Thursday, April 02, 2009

In our growing up and in our marrying and in our living and in our dying

Last night I went to see Thornton Wilder's classic Our Town, produced by Chicago's famous Lookingglass Theatre Company. Our Town is one of my favorite plays; I think it is profound, moving, and thought-provoking. Some lesser folks don't get it. They are lesser folks.

I try not to be a person given to being star-struck, but one reason I was excited to see the play was that the lead character of George was being played by David Schwimmer, who started at this theater. I am a huge Friends fan, and though I do not think that his celebrity would actually add to the profundity of the play, I just thought it would be cool, especially because the performance was in a black box theater, and I was in the front row, which would mean that the actors would be a couple of feet away.
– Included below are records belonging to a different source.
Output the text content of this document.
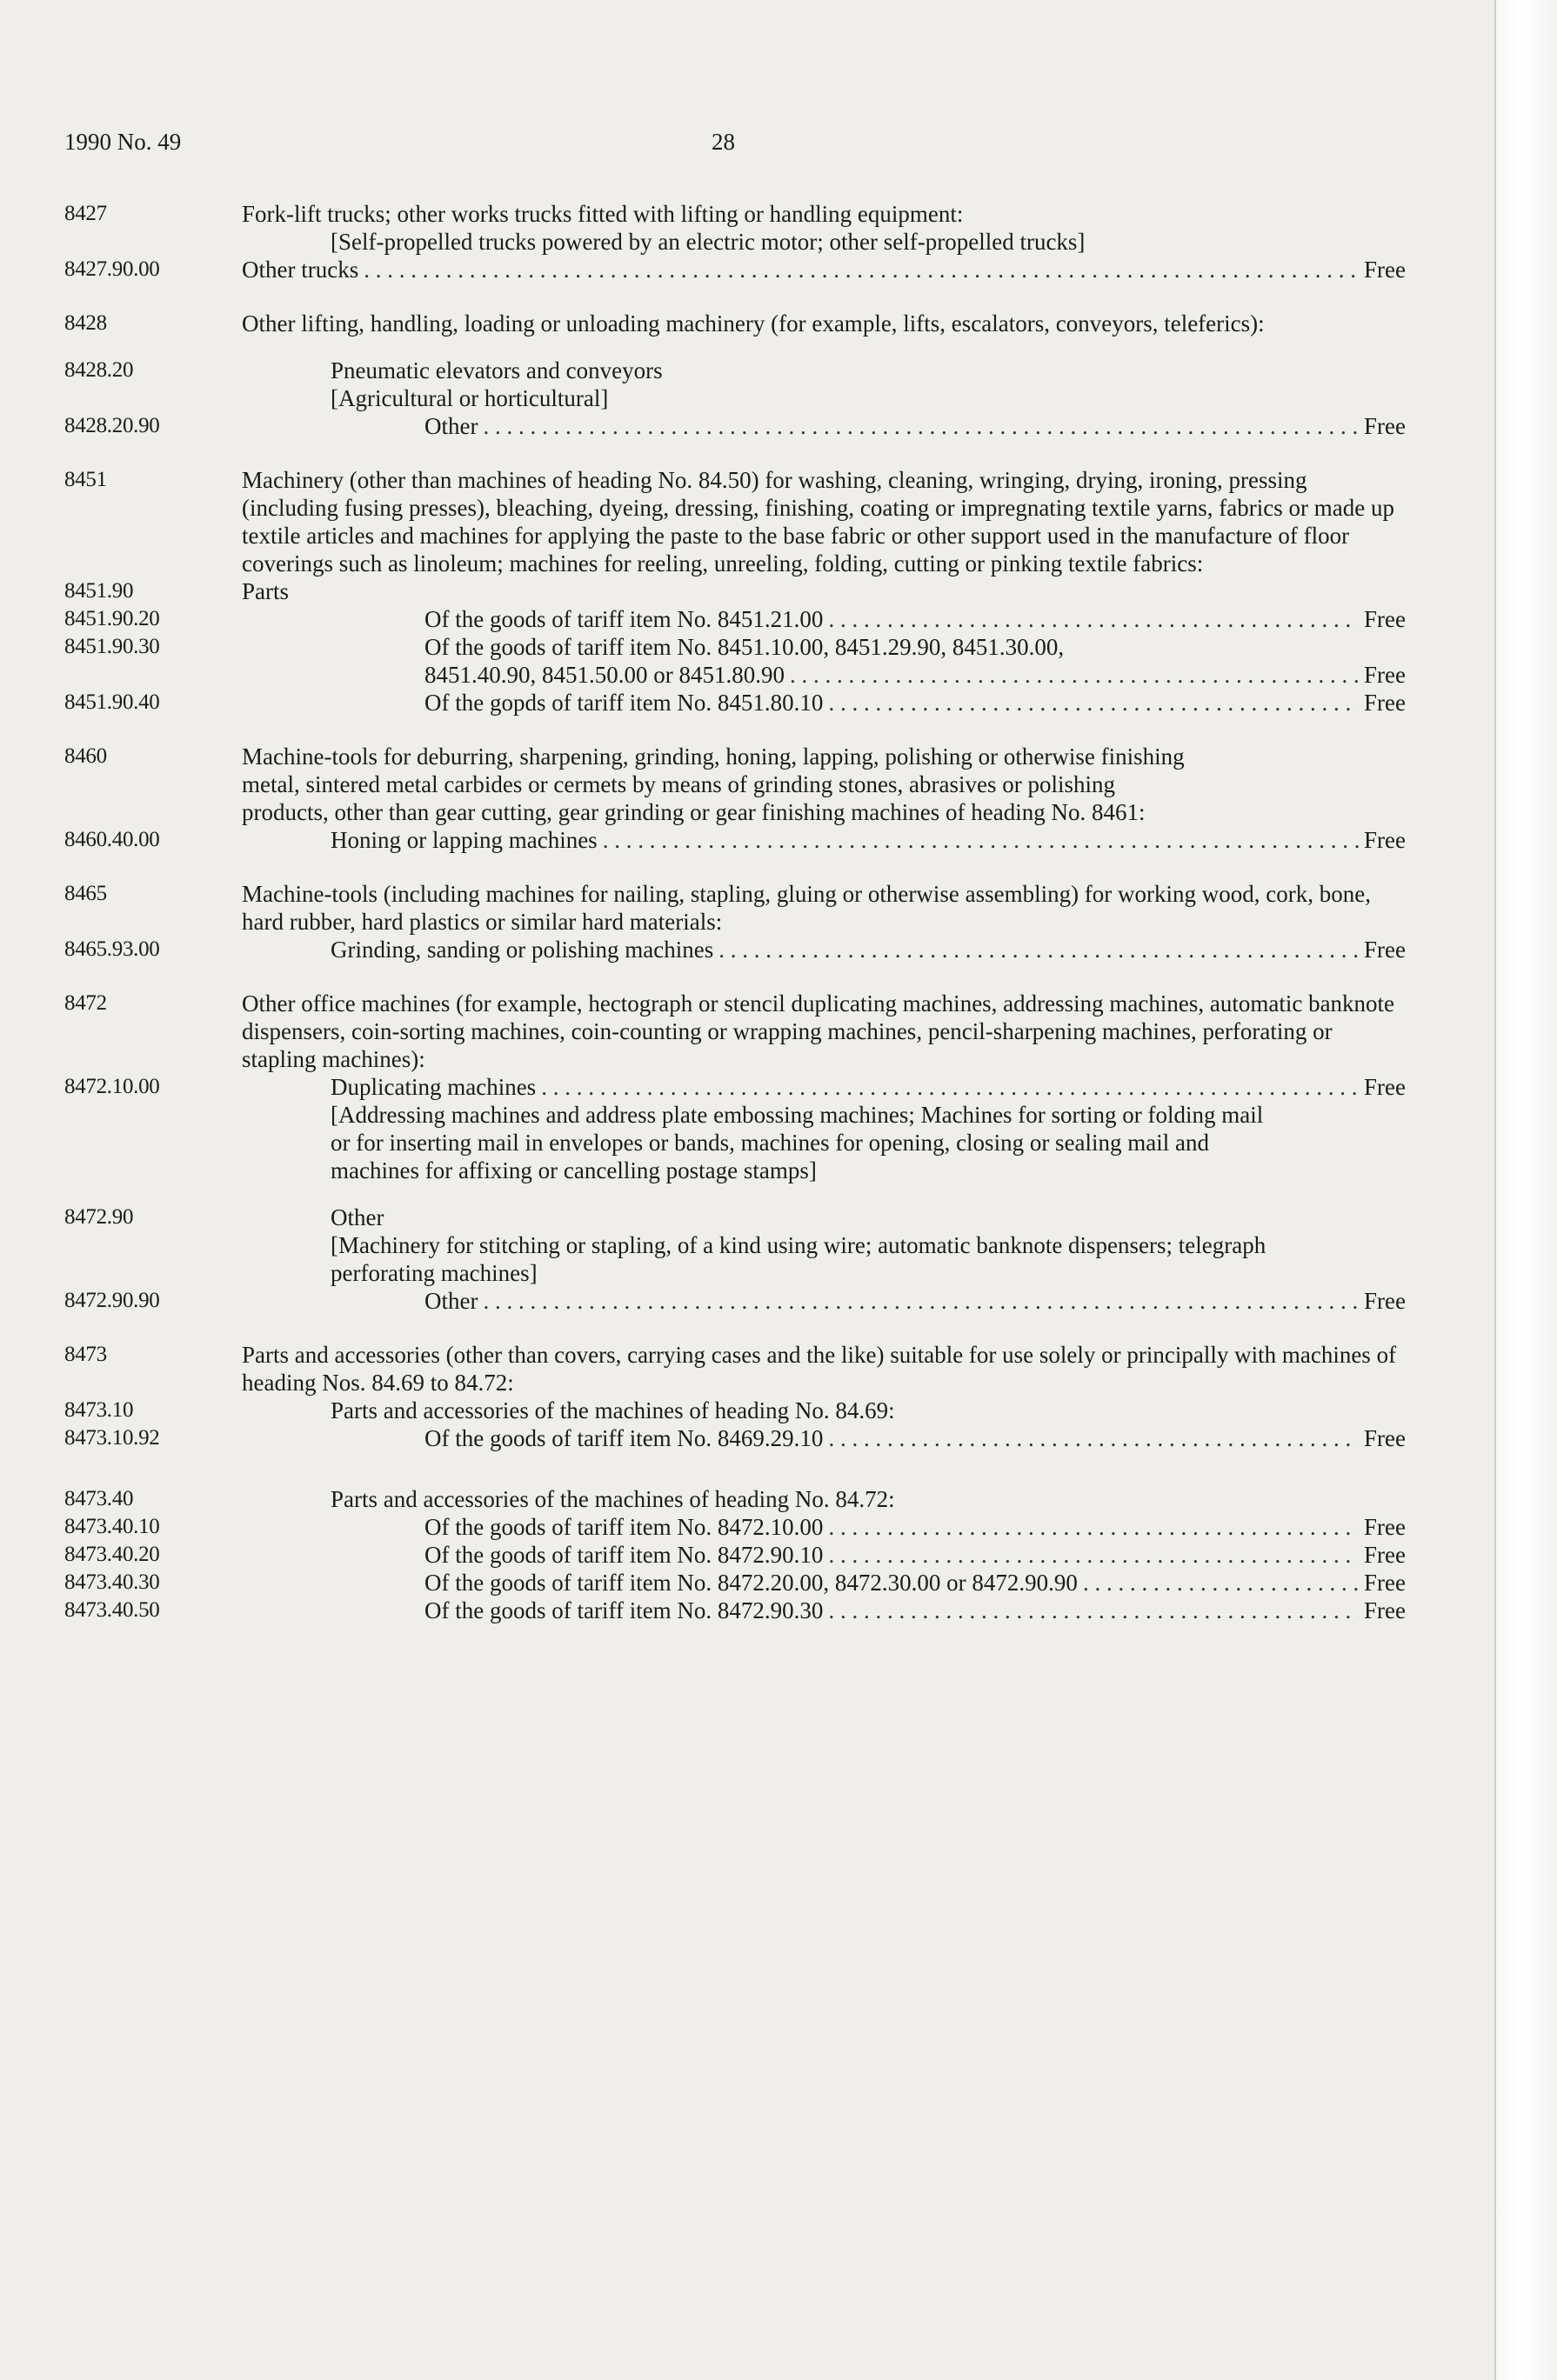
1990 No. 49	28
8427	Fork-lift trucks; other works trucks fitted with lifting or handling equipment:
[Self-propelled trucks powered by an electric motor; other self-propelled trucks]
8427.90.00	Other trucks . . .	Free
8428	Other lifting, handling, loading or unloading machinery (for example, lifts, escalators, conveyors, teleferics):
8428.20	Pneumatic elevators and conveyors
[Agricultural or horticultural]
8428.20.90	Other . . .	Free
8451	Machinery (other than machines of heading No. 84.50) for washing, cleaning, wringing, drying, ironing, pressing (including fusing presses), bleaching, dyeing, dressing, finishing, coating or impregnating textile yarns, fabrics or made up textile articles and machines for applying the paste to the base fabric or other support used in the manufacture of floor coverings such as linoleum; machines for reeling, unreeling, folding, cutting or pinking textile fabrics:
8451.90	Parts
8451.90.20	Of the goods of tariff item No. 8451.21.00 . . .	Free
8451.90.30	Of the goods of tariff item No. 8451.10.00, 8451.29.90, 8451.30.00,
8451.40.90, 8451.50.00 or 8451.80.90 . . .	Free
8451.90.40	Of the gopds of tariff item No. 8451.80.10 . . .	Free
8460	Machine-tools for deburring, sharpening, grinding, honing, lapping, polishing or otherwise finishing metal, sintered metal carbides or cermets by means of grinding stones, abrasives or polishing products, other than gear cutting, gear grinding or gear finishing machines of heading No. 8461:
8460.40.00	Honing or lapping machines . . .	Free
8465	Machine-tools (including machines for nailing, stapling, gluing or otherwise assembling) for working wood, cork, bone, hard rubber, hard plastics or similar hard materials:
8465.93.00	Grinding, sanding or polishing machines . . .	Free
8472	Other office machines (for example, hectograph or stencil duplicating machines, addressing machines, automatic banknote dispensers, coin-sorting machines, coin-counting or wrapping machines, pencil-sharpening machines, perforating or stapling machines):
8472.10.00	Duplicating machines . . .	Free
[Addressing machines and address plate embossing machines; Machines for sorting or folding mail or for inserting mail in envelopes or bands, machines for opening, closing or sealing mail and machines for affixing or cancelling postage stamps]
8472.90	Other
[Machinery for stitching or stapling, of a kind using wire; automatic banknote dispensers; telegraph perforating machines]
8472.90.90	Other . . .	Free
8473	Parts and accessories (other than covers, carrying cases and the like) suitable for use solely or principally with machines of heading Nos. 84.69 to 84.72:
8473.10	Parts and accessories of the machines of heading No. 84.69:
8473.10.92	Of the goods of tariff item No. 8469.29.10 . . .	Free
8473.40	Parts and accessories of the machines of heading No. 84.72:
8473.40.10	Of the goods of tariff item No. 8472.10.00 . . .	Free
8473.40.20	Of the goods of tariff item No. 8472.90.10 . . .	Free
8473.40.30	Of the goods of tariff item No. 8472.20.00, 8472.30.00 or 8472.90.90 . . .	Free
8473.40.50	Of the goods of tariff item No. 8472.90.30 . . .	Free
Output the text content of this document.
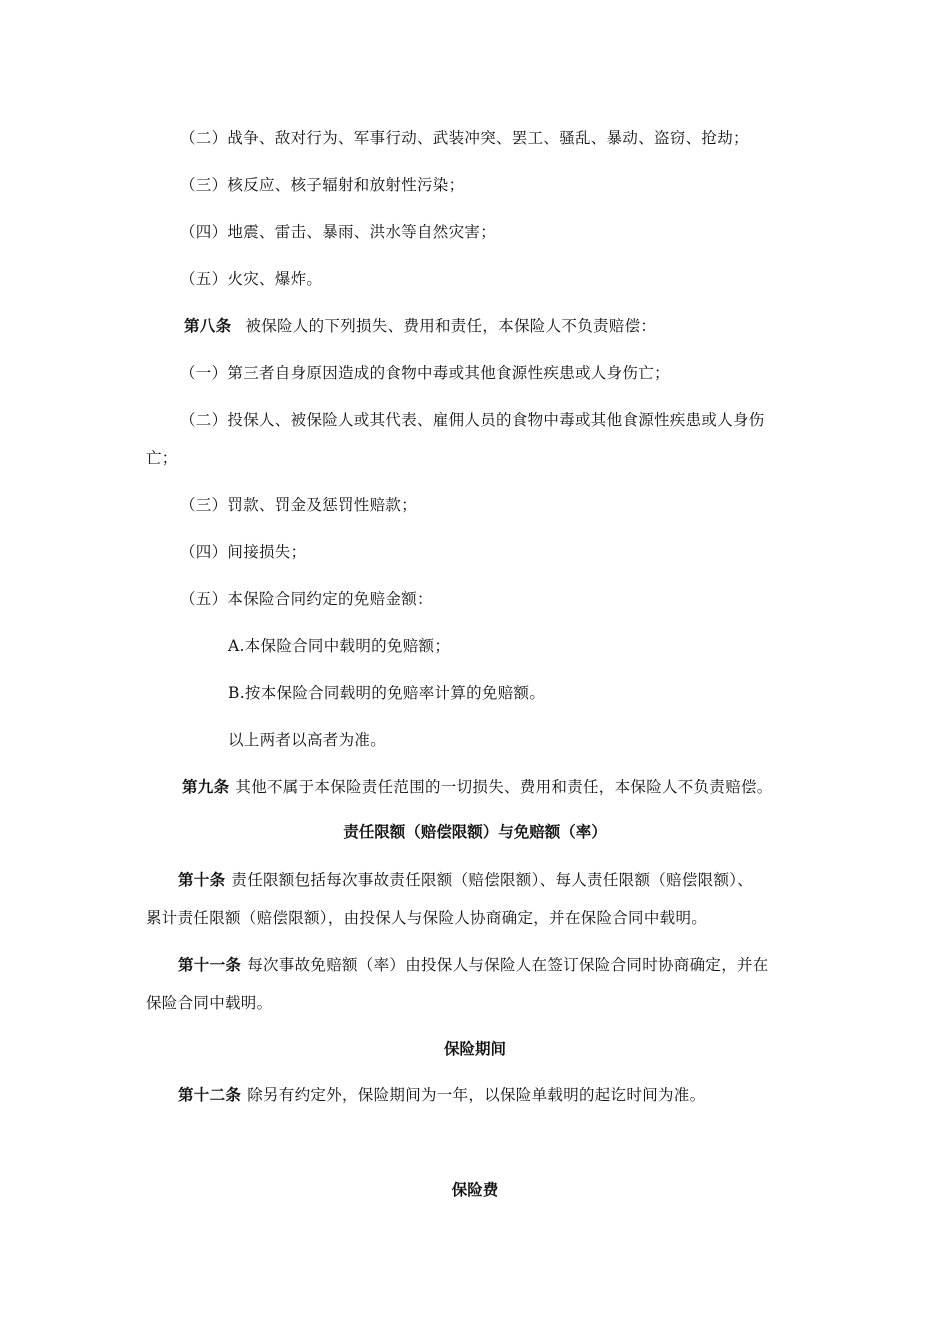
（二）战争、敌对行为、军事行动、武装冲突、罢工、骚乱、暴动、盗窃、抢劫；
（三）核反应、核子辐射和放射性污染；
（四）地震、雷击、暴雨、洪水等自然灾害；
（五）火灾、爆炸。
第八条 被保险人的下列损失、费用和责任，本保险人不负责赔偿：
（一）第三者自身原因造成的食物中毒或其他食源性疾患或人身伤亡；
（二）投保人、被保险人或其代表、雇佣人员的食物中毒或其他食源性疾患或人身伤
亡；
（三）罚款、罚金及惩罚性赔款；
（四）间接损失；
（五）本保险合同约定的免赔金额：
A.本保险合同中载明的免赔额；
B.按本保险合同载明的免赔率计算的免赔额。
以上两者以高者为准。
第九条 其他不属于本保险责任范围的一切损失、费用和责任，本保险人不负责赔偿。
责任限额（赔偿限额）与免赔额（率）
第十条 责任限额包括每次事故责任限额（赔偿限额）、每人责任限额（赔偿限额）、
累计责任限额（赔偿限额），由投保人与保险人协商确定，并在保险合同中载明。
第十一条 每次事故免赔额（率）由投保人与保险人在签订保险合同时协商确定，并在
保险合同中载明。
保险期间
第十二条 除另有约定外，保险期间为一年，以保险单载明的起讫时间为准。
保险费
Anyway, it would have added to the fun . . .

However . . . the character of George was played last night by Schwimmer's understudy. That wall of disappointment hit hard, especially since all reviews had raved about Schwimmer's performance.

However . . . the understudy did a great job. In fact, the whole play was wonderful, and as I always am, I was powerfully moved by this wonderul piece of American brilliance. One amazing aspect of the production was the set. While anyone who knows Our Town understands that the play utilizes no set and no props, this production took this idea to another level. Hanging from the ceiling of the theater were all the props and sets that should have been. In other words, the ceiling was populated by chairs, dressers, tables, doors, lamps, and yes, coffins. Such a small touch made a huge difference in the power fo the play.

Another reason I loved seeing this performance was that it made me nostalgic. My final year at BHS represented the pinnacle of my play-directing career, and the acting that I witnessed from high school students blew me away. Last night as I watched professional actors tackle this most complicated of dramatic literature, I thought that many of the performances from the BHS production were as good if not better than the Lookingglass production. And the Lookingglass production was excellent.

But I realized the profound talent that I had the privilege to direct when I worked in Brainerd, and so I felt reminiscent and proud.